North-east wages cause for concern
FoA director Mairi Spowage highlighted the impact on employment and wages in the north-east as a “particular concern”.
Experimental results from the Office of National Statistics show there has been a 2.5% drop in payroll employment for the north-east from pre-pandemic levels.
The region has also seen the lowest increase in mean pay, compared to the rest of the UK.
Ms Spowage said: “Despite growth faltering in the autumn due to rising prices and supply chain constraints, expectations are still much better for the outlook in 2022 and beyond, compared to what was feared earlier in the pandemic.

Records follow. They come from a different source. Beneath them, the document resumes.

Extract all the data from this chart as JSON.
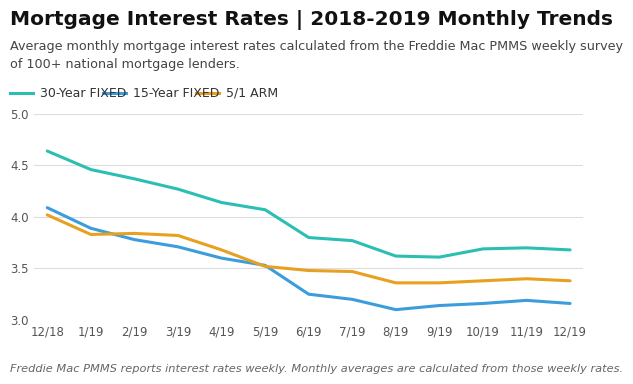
{
  "title": "Mortgage Interest Rates | 2018-2019 Monthly Trends",
  "subtitle": "Average monthly mortgage interest rates calculated from the Freddie Mac PMMS weekly survey\nof 100+ national mortgage lenders.",
  "footnote": "Freddie Mac PMMS reports interest rates weekly. Monthly averages are calculated from those weekly rates.",
  "x_labels": [
    "12/18",
    "1/19",
    "2/19",
    "3/19",
    "4/19",
    "5/19",
    "6/19",
    "7/19",
    "8/19",
    "9/19",
    "10/19",
    "11/19",
    "12/19"
  ],
  "series_30yr": [
    4.64,
    4.46,
    4.37,
    4.27,
    4.14,
    4.07,
    3.8,
    3.77,
    3.62,
    3.61,
    3.69,
    3.7,
    3.68
  ],
  "series_15yr": [
    4.09,
    3.89,
    3.78,
    3.71,
    3.6,
    3.53,
    3.25,
    3.2,
    3.1,
    3.14,
    3.16,
    3.19,
    3.16
  ],
  "series_arm": [
    4.02,
    3.83,
    3.84,
    3.82,
    3.68,
    3.52,
    3.48,
    3.47,
    3.36,
    3.36,
    3.38,
    3.4,
    3.38
  ],
  "color_30yr": "#2bbfb3",
  "color_15yr": "#3b9ddd",
  "color_arm": "#e8a020",
  "ylim": [
    3.0,
    5.0
  ],
  "yticks": [
    3.0,
    3.5,
    4.0,
    4.5,
    5.0
  ],
  "legend_labels": [
    "30-Year FIXED",
    "15-Year FIXED",
    "5/1 ARM"
  ],
  "background_color": "#ffffff",
  "grid_color": "#dddddd",
  "title_fontsize": 14.5,
  "subtitle_fontsize": 9.2,
  "footnote_fontsize": 8.2,
  "axis_fontsize": 8.5,
  "legend_fontsize": 9.0,
  "line_width": 2.2
}
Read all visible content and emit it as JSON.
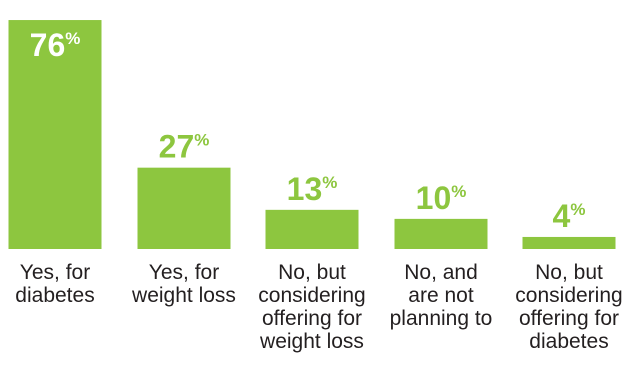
{
  "chart_data": {
    "type": "bar",
    "categories": [
      [
        "Yes, for",
        "diabetes"
      ],
      [
        "Yes, for",
        "weight loss"
      ],
      [
        "No, but",
        "considering",
        "offering for",
        "weight loss"
      ],
      [
        "No, and",
        "are not",
        "planning to"
      ],
      [
        "No, but",
        "considering",
        "offering for",
        "diabetes"
      ]
    ],
    "values": [
      76,
      27,
      13,
      10,
      4
    ],
    "value_labels": [
      "76",
      "27",
      "13",
      "10",
      "4"
    ],
    "value_suffix": "%",
    "ylim": [
      0,
      80
    ],
    "bar_color": "#8dc63f",
    "inside_label_color": "#ffffff",
    "outside_label_color": "#8dc63f",
    "text_color": "#231f20",
    "title": "",
    "xlabel": "",
    "ylabel": "",
    "grid": false
  }
}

“The removal of the furlough scheme, based on the evidence we have seen to date, has not had the negative impact on employment and unemployment that was feared.”
But she added: “What is emerging are early signs that Scotland’s recovery may be lagging behind the UK as a whole.
“The impact on employment and wages in the north-east stands out as a particular concern, given the importance of high wage oil and gas jobs in that region.
“What is clear is that we are not past the point where government support for various sectors is likely to be required in order to reduce long-term scarring on the economy.”
Export growth weak
Ongoing issues in the domestic and global supply chain continue to impact on Scottish export sales and orders, the report says.
All sectors reported marginal improvements in the past quarter.
But overall export growth remains weak, with the impact of Brexit continuing to lead to delays, certification challenges and increased shipping costs – all of which are intensified by the wider impact of Covid-19, SCC says.
Mr Leckie added: “Exports remain frustratingly lacklustre which is a concern, given exports remain a crucial part of a sustained economic recovery and internationalisation of Scotland’s economy.
“Alongside the removal of Covid-19 restrictions, businesses are looking towards the UK Government’s new free trade agreements, continued negotiations to remove barriers to exporting and the possibility of more routes to new markets.”
Increased recruitment difficulties
Concerns were also raised about sectors including construction, FBS and retail starting to experience increased recruitment difficulties and labour shortages.
Rising business costs were also highlighted in the report. Concern over raw material prices and other overhead costs remain “notably high” for construction firms.
In the manufacturing sector, 92% of firms reported increased concern over raw material prices which is a record high for the survey.
Mr Leckie said: “Many businesses have had a tough winter and the rising cost of doing business is now also dragging on growth, with increasing cost pressures for raw materials and goods driving down profitability.”